Ainsi, une policière détentrice de l'ordre traverse la ligne jaune qui la fera basculer du côté obscur de la force, une maman au nom de l'amour maternel et inébranlable qu'elle voue à sa progéniture va devoir accepter l'inacceptable, un homme va tout quitter du jour au lendemain pour suivre un espoir / une ombre... autant de personnages cassés et éprouvés par la vie qui se fait ici cruelle et âpre. Le pire c'est qu'on aime ça et qu'on en redemande!

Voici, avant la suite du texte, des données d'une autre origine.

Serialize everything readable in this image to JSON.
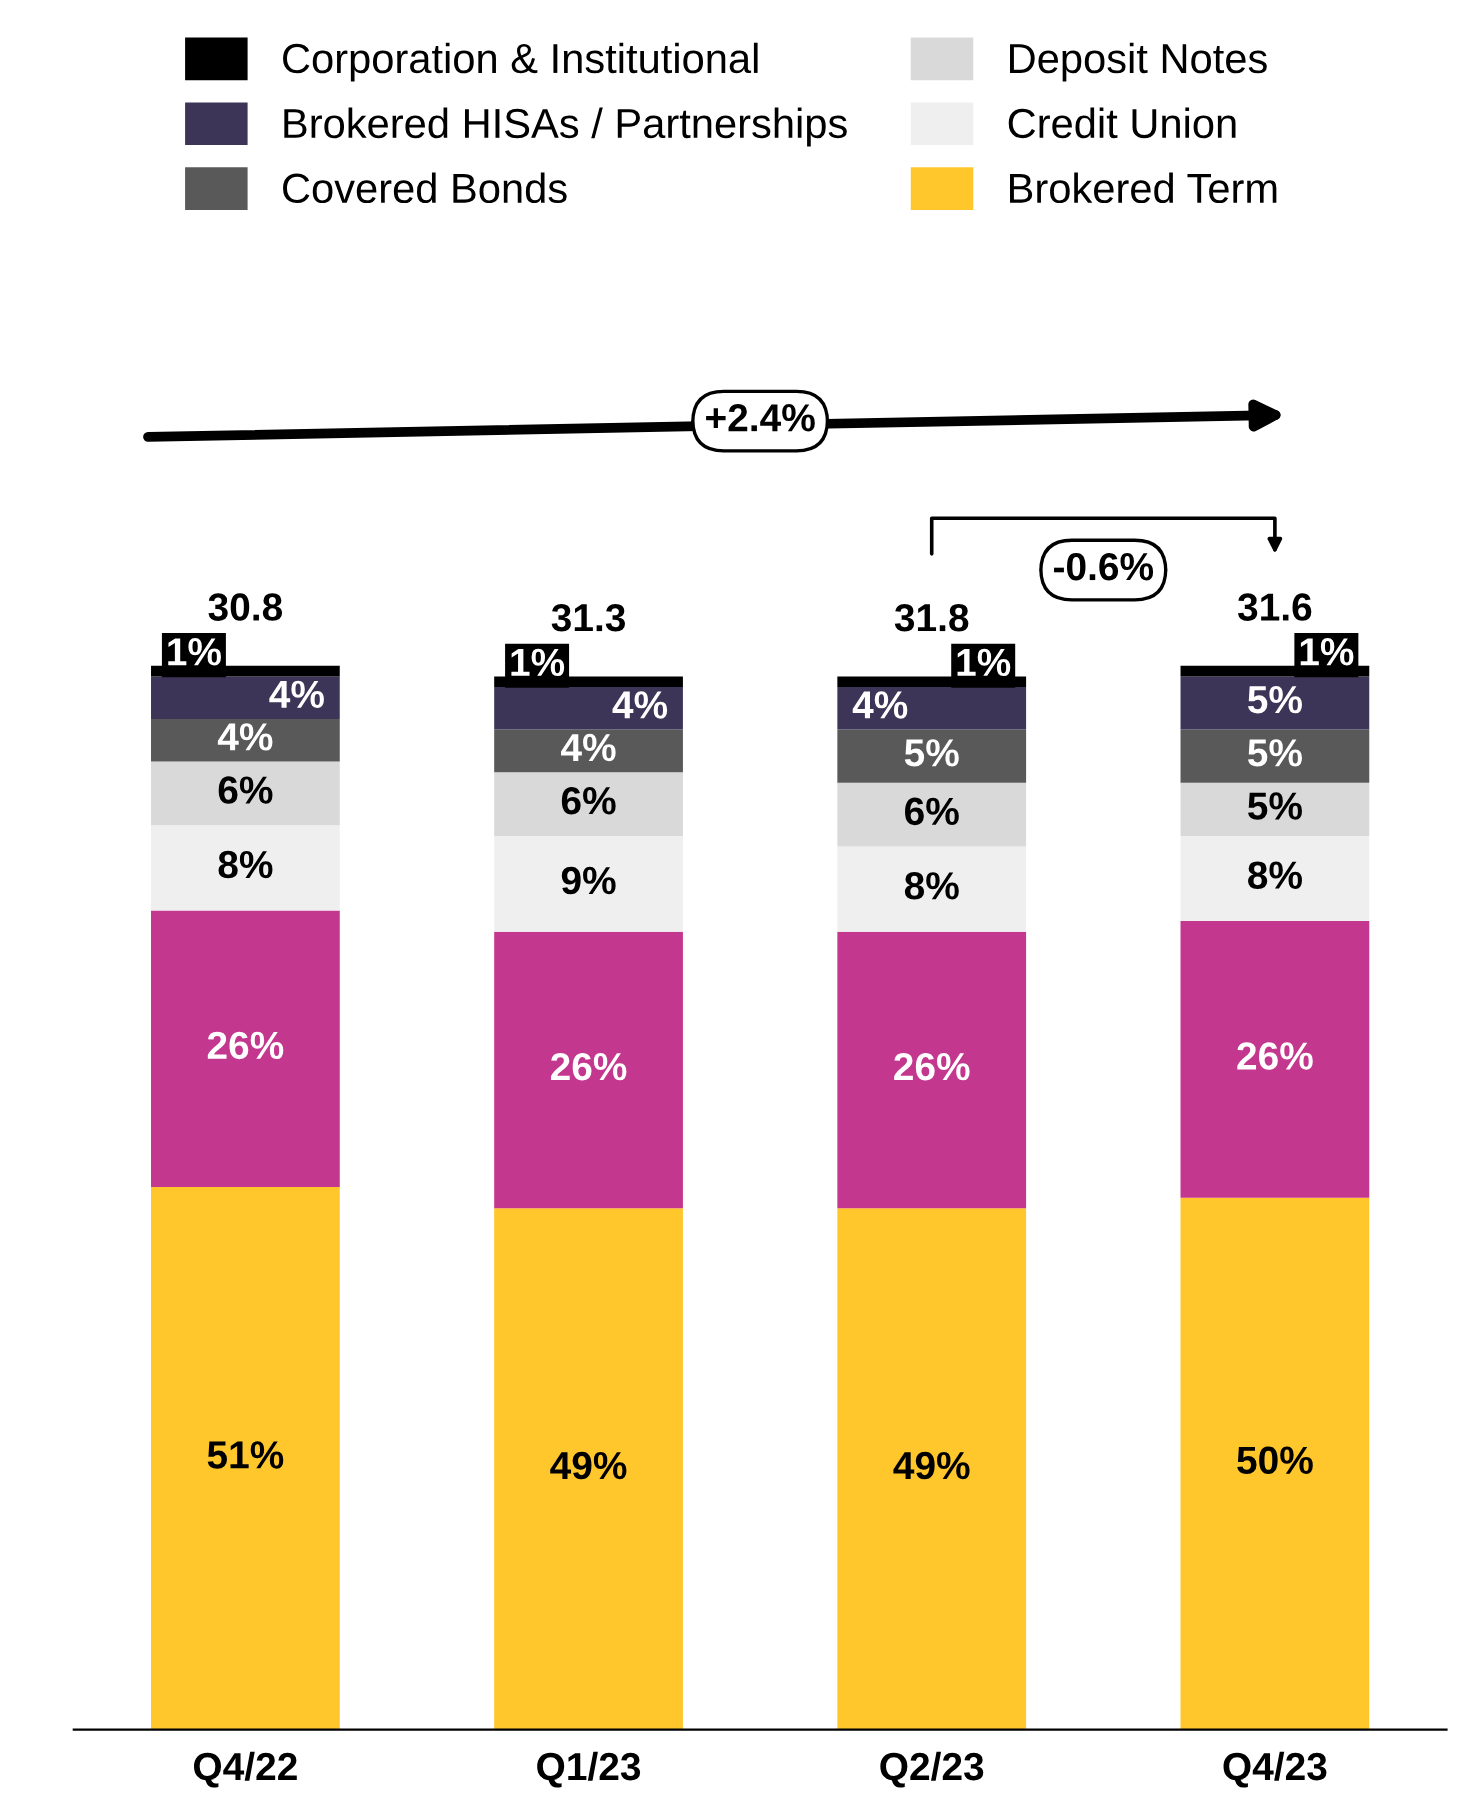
{
  "chart_data": {
    "type": "bar",
    "stacked": true,
    "categories": [
      "Q4/22",
      "Q1/23",
      "Q2/23",
      "Q4/23"
    ],
    "series": [
      {
        "name": "Brokered Term",
        "color": "#ffc72c",
        "values": [
          51,
          49,
          49,
          50
        ],
        "value_labels": [
          "51%",
          "49%",
          "49%",
          "50%"
        ]
      },
      {
        "color": "#c4378f",
        "values": [
          26,
          26,
          26,
          26
        ],
        "value_labels": [
          "26%",
          "26%",
          "26%",
          "26%"
        ]
      },
      {
        "name": "Credit Union",
        "color": "#efefef",
        "values": [
          8,
          9,
          8,
          8
        ],
        "value_labels": [
          "8%",
          "9%",
          "8%",
          "8%"
        ]
      },
      {
        "name": "Deposit Notes",
        "color": "#d9d9d9",
        "values": [
          6,
          6,
          6,
          5
        ],
        "value_labels": [
          "6%",
          "6%",
          "6%",
          "5%"
        ]
      },
      {
        "name": "Covered Bonds",
        "color": "#595959",
        "values": [
          4,
          4,
          5,
          5
        ],
        "value_labels": [
          "4%",
          "4%",
          "5%",
          "5%"
        ]
      },
      {
        "name": "Brokered HISAs / Partnerships",
        "color": "#3d3557",
        "values": [
          4,
          4,
          4,
          5
        ],
        "value_labels": [
          "4%",
          "4%",
          "4%",
          "5%"
        ]
      },
      {
        "name": "Corporation & Institutional",
        "color": "#000000",
        "values": [
          1,
          1,
          1,
          1
        ],
        "value_labels": [
          "1%",
          "1%",
          "1%",
          "1%"
        ]
      }
    ],
    "annotations": [
      "+2.4%",
      "-0.6%",
      {
        "text": "30.8",
        "x": "Q4/22",
        "y": 100
      },
      {
        "text": "31.3",
        "x": "Q1/23",
        "y": 99
      },
      {
        "text": "31.8",
        "x": "Q2/23",
        "y": 99
      },
      {
        "text": "31.6",
        "x": "Q4/23",
        "y": 100
      }
    ],
    "legend": "top"
  }
}
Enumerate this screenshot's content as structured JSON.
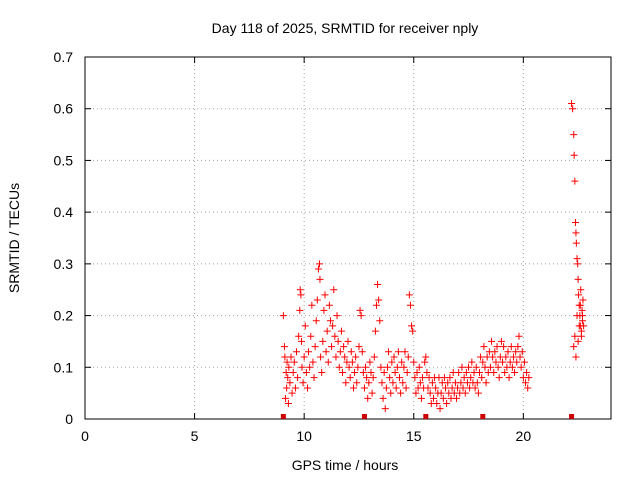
{
  "chart_data": {
    "type": "scatter",
    "title": "Day 118 of 2025, SRMTID for receiver nply",
    "xlabel": "GPS time / hours",
    "ylabel": "SRMTID / TECUs",
    "xlim": [
      0,
      24
    ],
    "ylim": [
      0,
      0.7
    ],
    "xticks": [
      "0",
      "5",
      "10",
      "15",
      "20"
    ],
    "yticks": [
      "0",
      "0.1",
      "0.2",
      "0.3",
      "0.4",
      "0.5",
      "0.6",
      "0.7"
    ],
    "grid": true,
    "marker": "plus",
    "color": "#ff0000",
    "series": [
      {
        "name": "SRMTID",
        "points": [
          [
            9.05,
            0.2
          ],
          [
            9.1,
            0.14
          ],
          [
            9.12,
            0.12
          ],
          [
            9.15,
            0.04
          ],
          [
            9.18,
            0.09
          ],
          [
            9.2,
            0.06
          ],
          [
            9.22,
            0.11
          ],
          [
            9.25,
            0.08
          ],
          [
            9.28,
            0.03
          ],
          [
            9.3,
            0.1
          ],
          [
            9.35,
            0.07
          ],
          [
            9.4,
            0.12
          ],
          [
            9.45,
            0.05
          ],
          [
            9.5,
            0.09
          ],
          [
            9.55,
            0.11
          ],
          [
            9.6,
            0.06
          ],
          [
            9.65,
            0.13
          ],
          [
            9.7,
            0.08
          ],
          [
            9.75,
            0.16
          ],
          [
            9.8,
            0.21
          ],
          [
            9.82,
            0.25
          ],
          [
            9.85,
            0.24
          ],
          [
            9.88,
            0.15
          ],
          [
            9.9,
            0.1
          ],
          [
            9.95,
            0.07
          ],
          [
            10.0,
            0.12
          ],
          [
            10.05,
            0.18
          ],
          [
            10.1,
            0.09
          ],
          [
            10.15,
            0.06
          ],
          [
            10.2,
            0.13
          ],
          [
            10.25,
            0.1
          ],
          [
            10.3,
            0.16
          ],
          [
            10.35,
            0.22
          ],
          [
            10.4,
            0.11
          ],
          [
            10.45,
            0.08
          ],
          [
            10.5,
            0.14
          ],
          [
            10.55,
            0.19
          ],
          [
            10.6,
            0.23
          ],
          [
            10.65,
            0.29
          ],
          [
            10.7,
            0.3
          ],
          [
            10.72,
            0.27
          ],
          [
            10.75,
            0.12
          ],
          [
            10.8,
            0.09
          ],
          [
            10.85,
            0.15
          ],
          [
            10.9,
            0.21
          ],
          [
            10.95,
            0.24
          ],
          [
            11.0,
            0.13
          ],
          [
            11.05,
            0.17
          ],
          [
            11.1,
            0.11
          ],
          [
            11.15,
            0.22
          ],
          [
            11.2,
            0.19
          ],
          [
            11.25,
            0.14
          ],
          [
            11.3,
            0.18
          ],
          [
            11.35,
            0.25
          ],
          [
            11.4,
            0.16
          ],
          [
            11.45,
            0.12
          ],
          [
            11.5,
            0.2
          ],
          [
            11.55,
            0.15
          ],
          [
            11.6,
            0.1
          ],
          [
            11.65,
            0.13
          ],
          [
            11.7,
            0.17
          ],
          [
            11.75,
            0.09
          ],
          [
            11.8,
            0.14
          ],
          [
            11.85,
            0.12
          ],
          [
            11.9,
            0.07
          ],
          [
            11.95,
            0.11
          ],
          [
            12.0,
            0.15
          ],
          [
            12.05,
            0.1
          ],
          [
            12.1,
            0.08
          ],
          [
            12.15,
            0.13
          ],
          [
            12.2,
            0.11
          ],
          [
            12.25,
            0.06
          ],
          [
            12.3,
            0.09
          ],
          [
            12.35,
            0.12
          ],
          [
            12.4,
            0.07
          ],
          [
            12.45,
            0.1
          ],
          [
            12.5,
            0.14
          ],
          [
            12.55,
            0.21
          ],
          [
            12.6,
            0.2
          ],
          [
            12.65,
            0.13
          ],
          [
            12.7,
            0.09
          ],
          [
            12.75,
            0.06
          ],
          [
            12.8,
            0.1
          ],
          [
            12.85,
            0.08
          ],
          [
            12.9,
            0.04
          ],
          [
            12.95,
            0.07
          ],
          [
            13.0,
            0.11
          ],
          [
            13.05,
            0.09
          ],
          [
            13.1,
            0.05
          ],
          [
            13.15,
            0.08
          ],
          [
            13.2,
            0.12
          ],
          [
            13.25,
            0.17
          ],
          [
            13.3,
            0.22
          ],
          [
            13.35,
            0.26
          ],
          [
            13.4,
            0.23
          ],
          [
            13.45,
            0.19
          ],
          [
            13.5,
            0.1
          ],
          [
            13.55,
            0.07
          ],
          [
            13.6,
            0.04
          ],
          [
            13.65,
            0.09
          ],
          [
            13.7,
            0.02
          ],
          [
            13.75,
            0.06
          ],
          [
            13.8,
            0.1
          ],
          [
            13.85,
            0.13
          ],
          [
            13.9,
            0.08
          ],
          [
            13.95,
            0.05
          ],
          [
            14.0,
            0.11
          ],
          [
            14.05,
            0.07
          ],
          [
            14.1,
            0.12
          ],
          [
            14.15,
            0.09
          ],
          [
            14.2,
            0.06
          ],
          [
            14.25,
            0.1
          ],
          [
            14.3,
            0.13
          ],
          [
            14.35,
            0.08
          ],
          [
            14.4,
            0.05
          ],
          [
            14.45,
            0.11
          ],
          [
            14.5,
            0.07
          ],
          [
            14.55,
            0.1
          ],
          [
            14.6,
            0.13
          ],
          [
            14.65,
            0.06
          ],
          [
            14.7,
            0.09
          ],
          [
            14.75,
            0.12
          ],
          [
            14.8,
            0.24
          ],
          [
            14.85,
            0.22
          ],
          [
            14.9,
            0.18
          ],
          [
            14.95,
            0.17
          ],
          [
            15.0,
            0.11
          ],
          [
            15.05,
            0.08
          ],
          [
            15.1,
            0.05
          ],
          [
            15.15,
            0.09
          ],
          [
            15.2,
            0.06
          ],
          [
            15.25,
            0.1
          ],
          [
            15.3,
            0.07
          ],
          [
            15.35,
            0.04
          ],
          [
            15.4,
            0.08
          ],
          [
            15.45,
            0.06
          ],
          [
            15.5,
            0.11
          ],
          [
            15.55,
            0.12
          ],
          [
            15.6,
            0.09
          ],
          [
            15.65,
            0.06
          ],
          [
            15.7,
            0.08
          ],
          [
            15.75,
            0.05
          ],
          [
            15.8,
            0.03
          ],
          [
            15.85,
            0.07
          ],
          [
            15.9,
            0.04
          ],
          [
            15.95,
            0.08
          ],
          [
            16.0,
            0.06
          ],
          [
            16.05,
            0.03
          ],
          [
            16.1,
            0.05
          ],
          [
            16.15,
            0.08
          ],
          [
            16.2,
            0.02
          ],
          [
            16.25,
            0.05
          ],
          [
            16.3,
            0.07
          ],
          [
            16.35,
            0.04
          ],
          [
            16.4,
            0.08
          ],
          [
            16.45,
            0.06
          ],
          [
            16.5,
            0.03
          ],
          [
            16.55,
            0.07
          ],
          [
            16.6,
            0.05
          ],
          [
            16.65,
            0.08
          ],
          [
            16.7,
            0.04
          ],
          [
            16.75,
            0.06
          ],
          [
            16.8,
            0.09
          ],
          [
            16.85,
            0.05
          ],
          [
            16.9,
            0.07
          ],
          [
            16.95,
            0.04
          ],
          [
            17.0,
            0.06
          ],
          [
            17.05,
            0.09
          ],
          [
            17.1,
            0.05
          ],
          [
            17.15,
            0.07
          ],
          [
            17.2,
            0.1
          ],
          [
            17.25,
            0.06
          ],
          [
            17.3,
            0.08
          ],
          [
            17.35,
            0.05
          ],
          [
            17.4,
            0.09
          ],
          [
            17.45,
            0.07
          ],
          [
            17.5,
            0.1
          ],
          [
            17.55,
            0.06
          ],
          [
            17.6,
            0.08
          ],
          [
            17.65,
            0.11
          ],
          [
            17.7,
            0.07
          ],
          [
            17.75,
            0.09
          ],
          [
            17.8,
            0.06
          ],
          [
            17.85,
            0.1
          ],
          [
            17.9,
            0.07
          ],
          [
            17.95,
            0.05
          ],
          [
            18.0,
            0.09
          ],
          [
            18.05,
            0.12
          ],
          [
            18.1,
            0.08
          ],
          [
            18.15,
            0.11
          ],
          [
            18.2,
            0.14
          ],
          [
            18.25,
            0.1
          ],
          [
            18.3,
            0.07
          ],
          [
            18.35,
            0.12
          ],
          [
            18.4,
            0.09
          ],
          [
            18.45,
            0.13
          ],
          [
            18.5,
            0.1
          ],
          [
            18.55,
            0.15
          ],
          [
            18.6,
            0.12
          ],
          [
            18.65,
            0.09
          ],
          [
            18.7,
            0.13
          ],
          [
            18.75,
            0.11
          ],
          [
            18.8,
            0.14
          ],
          [
            18.85,
            0.1
          ],
          [
            18.9,
            0.08
          ],
          [
            18.95,
            0.12
          ],
          [
            19.0,
            0.15
          ],
          [
            19.05,
            0.11
          ],
          [
            19.1,
            0.14
          ],
          [
            19.15,
            0.09
          ],
          [
            19.2,
            0.12
          ],
          [
            19.25,
            0.1
          ],
          [
            19.3,
            0.13
          ],
          [
            19.35,
            0.08
          ],
          [
            19.4,
            0.11
          ],
          [
            19.45,
            0.14
          ],
          [
            19.5,
            0.1
          ],
          [
            19.55,
            0.12
          ],
          [
            19.6,
            0.09
          ],
          [
            19.65,
            0.13
          ],
          [
            19.7,
            0.11
          ],
          [
            19.75,
            0.14
          ],
          [
            19.8,
            0.16
          ],
          [
            19.85,
            0.12
          ],
          [
            19.9,
            0.1
          ],
          [
            19.95,
            0.13
          ],
          [
            20.0,
            0.08
          ],
          [
            20.05,
            0.11
          ],
          [
            20.1,
            0.07
          ],
          [
            20.15,
            0.09
          ],
          [
            20.2,
            0.06
          ],
          [
            20.25,
            0.08
          ],
          [
            22.2,
            0.61
          ],
          [
            22.25,
            0.6
          ],
          [
            22.3,
            0.55
          ],
          [
            22.32,
            0.51
          ],
          [
            22.35,
            0.46
          ],
          [
            22.38,
            0.38
          ],
          [
            22.4,
            0.36
          ],
          [
            22.42,
            0.34
          ],
          [
            22.45,
            0.31
          ],
          [
            22.48,
            0.3
          ],
          [
            22.5,
            0.27
          ],
          [
            22.52,
            0.24
          ],
          [
            22.55,
            0.22
          ],
          [
            22.58,
            0.2
          ],
          [
            22.6,
            0.18
          ],
          [
            22.62,
            0.25
          ],
          [
            22.65,
            0.17
          ],
          [
            22.68,
            0.21
          ],
          [
            22.7,
            0.19
          ],
          [
            22.72,
            0.23
          ],
          [
            22.3,
            0.14
          ],
          [
            22.35,
            0.16
          ],
          [
            22.4,
            0.12
          ],
          [
            22.45,
            0.2
          ],
          [
            22.5,
            0.15
          ],
          [
            22.55,
            0.18
          ],
          [
            22.6,
            0.22
          ],
          [
            22.65,
            0.16
          ],
          [
            22.7,
            0.2
          ],
          [
            22.75,
            0.18
          ]
        ]
      }
    ],
    "gap_markers_x": [
      9.05,
      12.75,
      15.55,
      18.15,
      22.2
    ]
  }
}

L'écriture de Heathcock est une vrai merveille. Directe, concise et sans concession, elle reflète à merveille l'univers sombre, froid et mélancolique qui se dégage de cet ouvrage. Le lecteur ne peut que s'enfoncer de plus en plus dans Krafton sans possibilité de résistance. Le lien se fait d'une histoire à l'autre, un fil conducteur à la fois ténu et évident, le tout formant une somme à la fois fascinante et inquiétante. D'un noir absolu, peu de place est laissée ici pour l'espoir et l'humanisme tant les individualités évoquées semblent repliées sur elle-même. Noir c'est noir...

Une excellente lecture que je conseille à tous les amateurs de roman noir qui se trouve ici magnifié par une écriture ciselée et une série de nouvelles aussi courtes que fulgurantes. Un petit bonheur, je vous dis!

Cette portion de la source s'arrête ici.